EAC is a figurate erythema of unknown aetiology. It has been associated with many different entities, including infections (bacterial, viral, parasitic or fungal), food allergy and drug reactions (spironolactone, amitryptiline, ampicillin, cimetidine, hydrochlorothiazide, salicylates), haematological conditions (polycythemia vera, cryoglobulinaemia, myelodysplastic syndrome, hypereosinophilic syndrome), endocrinological conditions (hyperthyroidism, Hashimoto thyroidities, autoimmune progesterone dermatitis), hepatic diseases and malignant neoplasms (3, 4). Malignant diseases associated with EAC include myelomatosis, Hodgkin’s lymphoma, acute leukaemia, prostatic adenocarcinoma, nasopharyngeal carcinoma and histiocytosis. The relationship with non-Hodgkin lymphoma is rare. EAC appears equally in female and male patients and at any age.

There are two types of EAC: a deep type with indurated borders, without desquamation and rarely itching. There is a lymphocytic infiltration in the mid and deep dermis. A superficial type with desquamation following the advancing border and itching is more frequent. Epidermal changes, such as focal epidermal spongiosis and focal parakeratosis, and perivascular lymphocytic infiltrate are present (4, 5).

It is not clear whether these represent two separate diseases or a continuous range. In fact, clinically it has been stated that the superficial variant differs only by the presence of a delicate annular rim of scale that trails behind the advancing edge of erythema. EAC is characterized by slowly migrating, recurrent, annular erythematous eruptions. It can begin as a single lesion or as multiple erythematous lesions with urticaria-like papules that enlarge by peripheral extension to form round arcuate or polycyclic figures with central clearing. Lesions tend to appear on the trunk, proximal parts of the extremities and, more frequently, in the superficial type appear especially on the buttocks (3, 5).

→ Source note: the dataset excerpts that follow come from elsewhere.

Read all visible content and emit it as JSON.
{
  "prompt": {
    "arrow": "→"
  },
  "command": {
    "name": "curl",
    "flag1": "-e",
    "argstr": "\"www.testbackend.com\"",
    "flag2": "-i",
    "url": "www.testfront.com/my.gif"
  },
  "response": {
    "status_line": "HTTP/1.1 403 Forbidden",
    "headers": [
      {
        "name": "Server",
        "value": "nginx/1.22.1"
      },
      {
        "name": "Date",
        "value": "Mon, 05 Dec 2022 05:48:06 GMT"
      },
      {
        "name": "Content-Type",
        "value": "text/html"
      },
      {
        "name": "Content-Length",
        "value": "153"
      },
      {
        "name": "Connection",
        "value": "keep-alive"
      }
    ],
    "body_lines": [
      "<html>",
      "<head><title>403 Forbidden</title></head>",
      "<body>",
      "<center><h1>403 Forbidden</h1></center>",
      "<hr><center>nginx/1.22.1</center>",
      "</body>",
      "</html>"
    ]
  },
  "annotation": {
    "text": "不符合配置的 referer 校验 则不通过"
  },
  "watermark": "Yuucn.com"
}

EAC is currently considered to be a distinctive hypersensitivity reaction that may be triggered by many different antigens and disappears after 1–2 weeks.

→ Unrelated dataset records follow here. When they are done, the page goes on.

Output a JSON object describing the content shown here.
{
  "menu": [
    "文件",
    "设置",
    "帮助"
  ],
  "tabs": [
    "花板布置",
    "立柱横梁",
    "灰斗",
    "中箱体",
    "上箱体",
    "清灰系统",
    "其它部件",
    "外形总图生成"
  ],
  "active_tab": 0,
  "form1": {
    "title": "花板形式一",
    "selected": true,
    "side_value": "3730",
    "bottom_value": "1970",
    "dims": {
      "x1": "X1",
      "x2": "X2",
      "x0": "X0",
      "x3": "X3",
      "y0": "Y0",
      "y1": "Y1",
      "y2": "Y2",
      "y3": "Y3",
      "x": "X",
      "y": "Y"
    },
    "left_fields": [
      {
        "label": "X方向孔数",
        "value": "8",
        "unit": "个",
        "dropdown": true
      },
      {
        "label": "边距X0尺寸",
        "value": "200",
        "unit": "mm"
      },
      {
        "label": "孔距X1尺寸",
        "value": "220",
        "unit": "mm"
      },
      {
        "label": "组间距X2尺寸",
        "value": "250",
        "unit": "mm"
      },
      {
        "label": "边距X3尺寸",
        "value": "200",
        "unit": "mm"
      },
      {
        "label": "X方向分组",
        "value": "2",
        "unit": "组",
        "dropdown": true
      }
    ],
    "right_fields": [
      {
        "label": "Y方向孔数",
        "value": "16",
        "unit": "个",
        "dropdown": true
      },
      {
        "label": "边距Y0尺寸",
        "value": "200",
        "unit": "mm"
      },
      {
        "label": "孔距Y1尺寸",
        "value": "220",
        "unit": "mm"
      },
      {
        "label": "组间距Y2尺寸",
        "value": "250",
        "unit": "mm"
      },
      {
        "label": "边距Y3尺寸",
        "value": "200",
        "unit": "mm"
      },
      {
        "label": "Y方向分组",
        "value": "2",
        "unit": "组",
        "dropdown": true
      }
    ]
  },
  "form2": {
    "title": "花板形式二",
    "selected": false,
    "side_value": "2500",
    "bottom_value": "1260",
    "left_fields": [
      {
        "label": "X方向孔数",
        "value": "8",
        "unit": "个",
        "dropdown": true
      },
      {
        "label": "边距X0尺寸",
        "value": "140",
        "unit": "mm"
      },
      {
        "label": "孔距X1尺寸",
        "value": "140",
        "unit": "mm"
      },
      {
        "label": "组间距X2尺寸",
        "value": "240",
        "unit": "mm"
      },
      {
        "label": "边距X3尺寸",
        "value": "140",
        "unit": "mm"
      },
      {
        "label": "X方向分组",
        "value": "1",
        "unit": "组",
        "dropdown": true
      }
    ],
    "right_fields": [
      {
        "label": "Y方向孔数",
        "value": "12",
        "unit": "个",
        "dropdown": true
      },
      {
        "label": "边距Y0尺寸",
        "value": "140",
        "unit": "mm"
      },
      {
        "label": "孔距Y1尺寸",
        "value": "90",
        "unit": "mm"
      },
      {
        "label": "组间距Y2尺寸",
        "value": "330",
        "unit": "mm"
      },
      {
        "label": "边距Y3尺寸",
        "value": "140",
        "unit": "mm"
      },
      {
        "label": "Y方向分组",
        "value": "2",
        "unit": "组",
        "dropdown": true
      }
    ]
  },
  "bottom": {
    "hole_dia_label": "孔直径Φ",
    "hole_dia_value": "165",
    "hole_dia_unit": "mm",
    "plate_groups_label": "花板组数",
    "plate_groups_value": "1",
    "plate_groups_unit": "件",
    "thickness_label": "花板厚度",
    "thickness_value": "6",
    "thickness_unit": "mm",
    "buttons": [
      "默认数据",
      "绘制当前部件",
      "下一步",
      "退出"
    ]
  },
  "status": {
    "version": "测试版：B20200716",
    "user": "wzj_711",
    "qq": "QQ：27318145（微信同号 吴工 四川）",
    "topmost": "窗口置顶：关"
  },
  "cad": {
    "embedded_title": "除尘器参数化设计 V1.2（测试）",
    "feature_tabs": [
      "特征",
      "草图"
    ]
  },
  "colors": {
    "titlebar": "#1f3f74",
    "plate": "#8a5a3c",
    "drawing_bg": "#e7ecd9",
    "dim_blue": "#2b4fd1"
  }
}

The skin eruption may be the presenting sign of an underlying disease. In the case described here cutaneous lesions of EAC were not responsive to topical steroid therapy but only after chemotherapy (5, 6).

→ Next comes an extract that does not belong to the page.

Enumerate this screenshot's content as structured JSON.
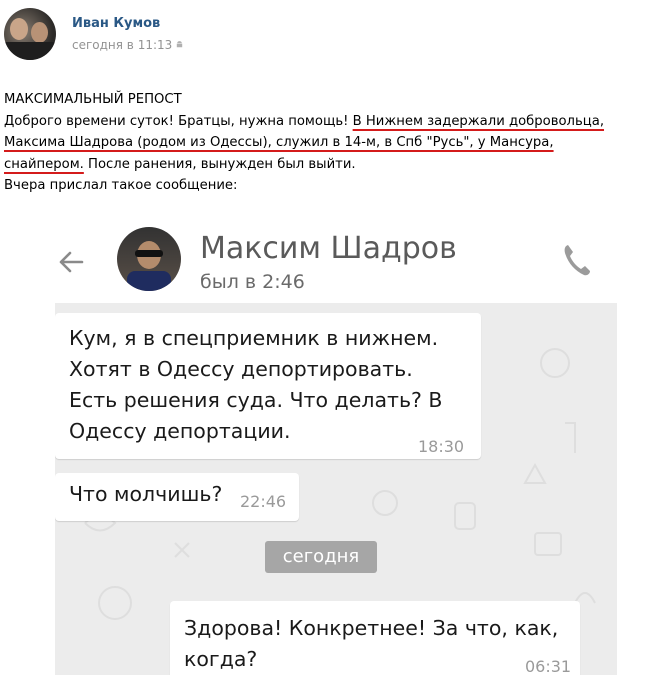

Only one published case was found of EAC persisting for 2 years associated with non-Hodgkin’s lymphoma (5). We therefore want to emphasize that EAC can appear many years before the onset of lymphoma.

In conclusion, a diagnosis of EAC should lead to considerations of an underlying disease.


1. Darier J. Erytheme annulaire centrifuge (erytheme papulo-circine migrateur et cronique) et de quelques eruptions analogues. Am Dermatol Sylp 1916; 6: 57–76.

2. Weyers W, Diaz-Cascajo C, Weyers I. Erythema annulare centrifugum: results of a clinicopathologic study of 73 patients. Am Dermatol 2003; 25: 451–462.

3. Weyers W, Diaz-Cascajo C, Weyers I. Erythema annulare centrifugum. Am J Dermatopathol 2003; 25: 451–462.

4. Sigal-Nahum M, Cornelis F, Gaulier A, Konqui A, Pulik M, Sigal S. Erytheme annulaire centrifuge et lymphome non Hodgkinien. Ann Dermatol Venereol 1987; 114: 1445–1447.

5. Ural AU, Ozcan A, Avcu F, Kaptan K, Tastan B, Beyan G, Yalcin A. Erythema annulare centrifugum as the presenting sign of CD 30 positive anaplastic large cell lymphoma-association with disease activity. Haematologia 2001; 31: 81–84.

6. Tuzun Y, Antonov M. Figurate erythemas. J Turk Acad Dermatol 2007; 1: 2.